Mehmet biraz toparlandı, yutkunarak sesini ayarlamaya çalıştı. Kara Sevda dizisindeki Emir Kozcuoğlu gibi tirat atmanın zamanı gelmişti… Ne söyleyeceğini düşünmeye başladı ; -Ayşegül Hanım! Beni iyi dinle şimdi. Sen, bir kenar mahalle dilberi olan sen, Mehmet Kalaycı’yı kafana göre oraya buraya gezdirebileceğini mi düşündün? Düşündün di mi?

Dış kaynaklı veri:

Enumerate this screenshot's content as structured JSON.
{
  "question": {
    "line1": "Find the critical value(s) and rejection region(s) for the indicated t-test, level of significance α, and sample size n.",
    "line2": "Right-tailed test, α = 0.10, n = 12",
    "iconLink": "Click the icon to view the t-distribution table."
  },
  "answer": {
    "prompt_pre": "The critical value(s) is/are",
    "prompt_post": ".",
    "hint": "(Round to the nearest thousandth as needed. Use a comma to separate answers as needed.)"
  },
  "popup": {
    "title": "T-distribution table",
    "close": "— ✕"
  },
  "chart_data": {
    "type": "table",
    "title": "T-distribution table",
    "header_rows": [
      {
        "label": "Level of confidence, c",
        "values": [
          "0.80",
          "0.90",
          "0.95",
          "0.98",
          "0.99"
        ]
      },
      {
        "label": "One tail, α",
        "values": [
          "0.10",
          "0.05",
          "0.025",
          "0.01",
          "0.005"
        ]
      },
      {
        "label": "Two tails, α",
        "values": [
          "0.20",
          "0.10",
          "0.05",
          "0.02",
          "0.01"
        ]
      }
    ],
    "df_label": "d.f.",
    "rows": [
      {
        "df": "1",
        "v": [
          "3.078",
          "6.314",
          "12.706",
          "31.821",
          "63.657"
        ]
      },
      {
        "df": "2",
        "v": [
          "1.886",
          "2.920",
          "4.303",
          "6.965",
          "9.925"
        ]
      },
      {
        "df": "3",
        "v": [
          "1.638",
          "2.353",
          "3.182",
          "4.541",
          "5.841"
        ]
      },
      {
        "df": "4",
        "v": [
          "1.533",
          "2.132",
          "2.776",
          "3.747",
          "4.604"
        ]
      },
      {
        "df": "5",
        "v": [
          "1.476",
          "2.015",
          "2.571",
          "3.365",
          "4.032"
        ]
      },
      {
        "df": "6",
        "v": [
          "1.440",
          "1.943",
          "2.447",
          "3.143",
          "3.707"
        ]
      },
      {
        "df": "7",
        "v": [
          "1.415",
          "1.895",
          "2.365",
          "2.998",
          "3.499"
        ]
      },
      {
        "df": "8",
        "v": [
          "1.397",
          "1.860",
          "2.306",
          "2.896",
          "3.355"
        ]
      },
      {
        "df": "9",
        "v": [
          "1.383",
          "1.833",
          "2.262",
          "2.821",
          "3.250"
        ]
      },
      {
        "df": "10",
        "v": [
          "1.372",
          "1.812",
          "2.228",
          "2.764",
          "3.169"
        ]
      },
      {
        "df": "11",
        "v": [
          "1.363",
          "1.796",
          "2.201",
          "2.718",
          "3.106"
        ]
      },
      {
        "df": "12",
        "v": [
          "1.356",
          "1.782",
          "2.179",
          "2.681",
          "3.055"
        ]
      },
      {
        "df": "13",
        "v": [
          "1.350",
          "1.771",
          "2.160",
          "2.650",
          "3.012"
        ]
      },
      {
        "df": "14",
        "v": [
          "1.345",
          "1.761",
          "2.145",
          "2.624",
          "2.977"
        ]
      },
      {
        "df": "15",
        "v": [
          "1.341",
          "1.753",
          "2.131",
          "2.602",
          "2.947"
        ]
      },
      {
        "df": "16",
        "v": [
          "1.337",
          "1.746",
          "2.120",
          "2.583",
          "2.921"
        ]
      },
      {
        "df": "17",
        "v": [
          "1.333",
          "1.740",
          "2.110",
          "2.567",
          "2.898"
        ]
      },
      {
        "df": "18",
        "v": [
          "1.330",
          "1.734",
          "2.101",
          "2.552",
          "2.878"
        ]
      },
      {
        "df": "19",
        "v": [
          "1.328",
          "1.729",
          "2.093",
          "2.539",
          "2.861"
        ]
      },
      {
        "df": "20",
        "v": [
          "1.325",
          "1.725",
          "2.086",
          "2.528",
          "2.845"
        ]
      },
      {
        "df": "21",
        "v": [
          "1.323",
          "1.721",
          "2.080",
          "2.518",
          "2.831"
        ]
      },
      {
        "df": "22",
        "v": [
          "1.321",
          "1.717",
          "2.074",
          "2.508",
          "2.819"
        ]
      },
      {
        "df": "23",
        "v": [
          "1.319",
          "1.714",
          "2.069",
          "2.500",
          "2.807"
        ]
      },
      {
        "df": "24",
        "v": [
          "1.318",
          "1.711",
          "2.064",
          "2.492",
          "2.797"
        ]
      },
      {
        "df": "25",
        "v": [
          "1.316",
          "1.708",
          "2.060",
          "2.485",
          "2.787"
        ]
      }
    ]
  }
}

Seni zavallı! Ama sizin odaya mahsus bir özellik bu. Hadsiz bir özgüven! Biriniz pavyon fedaisi gibi yaka bi yanda paça bi yanda koltukta yanlamış oturur, biriniz ki, burada kimi kastettiğim gayet açık, hayatımda gördüğüm en yelloz, en kezban, en çirkef karılardan biri, biriniz güya söylediklerini anlamamışım diye hangi okulu bitirdiğimi sorar… Boğaziçi mezunuyum ulan ben! Ama bugün dersinizi alacaksınız. Bir daha kimseye bana yaptığınızı yapamayacaksınız!-
Sırtını düzeltip omuzlarını kaldırarak, kafasında tasarladığı bu cümlelere henüz başlamıştı ki; heyecandan içine kaçan sesi, sessiz bir osuruk gibi çıktı. Kendini toparlayıp ikinci cümleye geçtiğinde heyecandan bir taraftan sesi titriyor bir taraftan nefessiz kalarak boğulacak gibi oluyordu. Eğer bir cümle daha kursa heyecandan olduğu yere yığılıp kalacaktı. Kalemdekiler olan bitene bir anlam veremeyen şaşkın gözlerle yüzüne bakıyorlardı. Koşar adımlarla kalemden ve sabahtan beri bir o tarafa bir bu tarafa koşturduğu binadan çıktı. Temiz hava yüzüne ve ciğerlerine dolunca, birazcık kendine gelir gibi oldu. Bir alkolik gibi titreyen elleriyle cebinden bi sigara çıkarıp; “Hep isimden oldu. Adamdaki isme bak Emir Kozcuoğlu. Bi de benimkine bak, Mehmet Kalaycı. Bu ne len” diye düşünmeye başladı. Sigarasından derin bir nefes çekip, kalemdeki karıya inat tam karşısında duran Özlem Kırtasiyeye doğru yöneldi.